Maine hits record low in winter's deepest bite
Maine recorded its coldest temperature ever - a frigid 50 degrees below zero - when a blast of Arctic air hit New England last month. That tied a 1933 thermometer reading in Bloomfield, Vt., for the coldest recorded temperature in New England history.
"It's a big wow," said Tony Sturey, a meteorologist at the National Weather Service office in Caribou, Maine, near where the temperature was recorded on Jan. 16. "It's an incredible number, an insanely cold number."
The lowest temperature ever recorded in the United States - minus 80 degrees Fahrenheit - was reached in January 1971 in Alaska. In the continental United States, the record low is 70 below, measured in January 1954 in Montana.

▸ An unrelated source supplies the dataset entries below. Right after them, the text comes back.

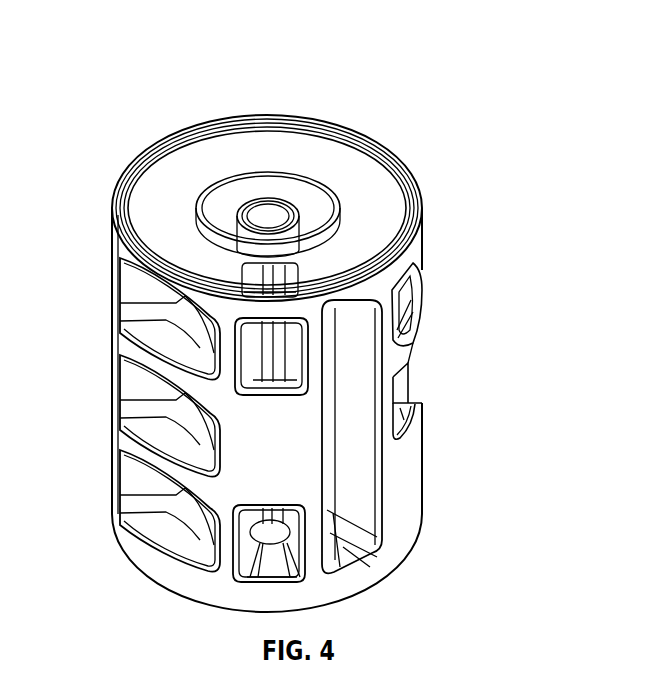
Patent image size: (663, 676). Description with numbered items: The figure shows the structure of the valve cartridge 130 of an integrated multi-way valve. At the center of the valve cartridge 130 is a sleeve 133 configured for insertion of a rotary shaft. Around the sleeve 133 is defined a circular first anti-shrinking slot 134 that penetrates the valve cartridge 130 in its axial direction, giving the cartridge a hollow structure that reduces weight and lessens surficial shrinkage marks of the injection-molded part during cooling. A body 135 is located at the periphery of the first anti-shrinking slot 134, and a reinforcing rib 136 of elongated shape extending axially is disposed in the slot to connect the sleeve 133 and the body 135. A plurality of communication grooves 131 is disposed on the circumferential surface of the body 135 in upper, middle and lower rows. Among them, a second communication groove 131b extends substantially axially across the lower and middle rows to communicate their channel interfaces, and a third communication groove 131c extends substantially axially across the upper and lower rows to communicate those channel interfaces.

The valve cartridge 130 is at (141, 28).
The communication grooves 131 is at (390, 425).
The second communication groove 131b is at (410, 402).
The third communication groove 131c is at (350, 413).
The sleeve 133 is at (278, 210).
The first anti-shrinking slot 134 is at (320, 213).
The body 135 is at (362, 240).
The reinforcing rib 136 is at (228, 243).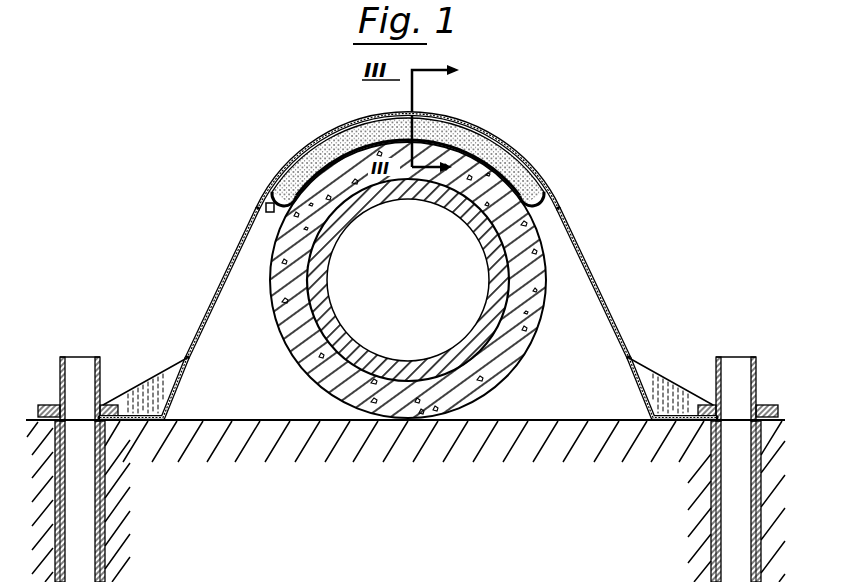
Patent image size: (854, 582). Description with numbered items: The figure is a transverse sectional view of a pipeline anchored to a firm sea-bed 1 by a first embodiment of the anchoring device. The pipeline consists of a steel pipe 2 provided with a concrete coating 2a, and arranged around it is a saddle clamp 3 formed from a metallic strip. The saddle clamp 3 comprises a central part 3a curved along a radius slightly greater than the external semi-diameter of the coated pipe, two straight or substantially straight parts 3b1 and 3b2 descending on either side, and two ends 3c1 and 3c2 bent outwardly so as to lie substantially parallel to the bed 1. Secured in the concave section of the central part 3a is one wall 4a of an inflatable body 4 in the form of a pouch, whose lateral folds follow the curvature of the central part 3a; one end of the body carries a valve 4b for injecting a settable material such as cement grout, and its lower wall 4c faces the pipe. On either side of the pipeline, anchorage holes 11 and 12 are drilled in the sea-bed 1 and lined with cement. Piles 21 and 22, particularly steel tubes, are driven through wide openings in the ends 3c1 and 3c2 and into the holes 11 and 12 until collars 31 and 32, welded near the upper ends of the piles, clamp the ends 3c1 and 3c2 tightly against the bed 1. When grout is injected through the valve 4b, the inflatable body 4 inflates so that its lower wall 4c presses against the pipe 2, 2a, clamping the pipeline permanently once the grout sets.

The sea-bed 1 is at (587, 420).
The pipe 2 is at (347, 212).
The concrete coating 2a is at (512, 363).
The saddle clamp 3 is at (408, 253).
The central part 3a is at (473, 127).
The straight part 3b1 is at (603, 303).
The straight part 3b2 is at (220, 292).
The end 3c1 is at (677, 417).
The end 3c2 is at (148, 415).
The inflatable body 4 is at (379, 144).
The wall 4a is at (510, 150).
The valve 4b is at (264, 201).
The lower wall 4c is at (303, 150).
The anchorage hole 11 is at (713, 480).
The anchorage hole 12 is at (103, 495).
The pile 21 is at (697, 435).
The pile 22 is at (125, 429).
The collar 31 is at (772, 404).
The collar 32 is at (44, 405).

Maine's previous record of 48 degrees below was measured in 1925 in Van Buren, also in mid-January.
This January was colder than usual in many parts of New England. The low temperature was recorded between 7 and 7:30 a.m. along the Big Black River near Depot Mountain in northwestern Maine, after a mass of Arctic air plunged into Alaska and northern Canada, and traveled eastward into New England.
Residents of Northern Maine are accustomed to temperatures fit for a penguin. Still, no matter how predictable, the cold comes with a price, said Steven R. Buck, city manager for Caribou, a town of about 8,000 near Big Black River. "When we see noontime highs of 10 or 15 below zero, that really takes a toll on the heating bill," he said.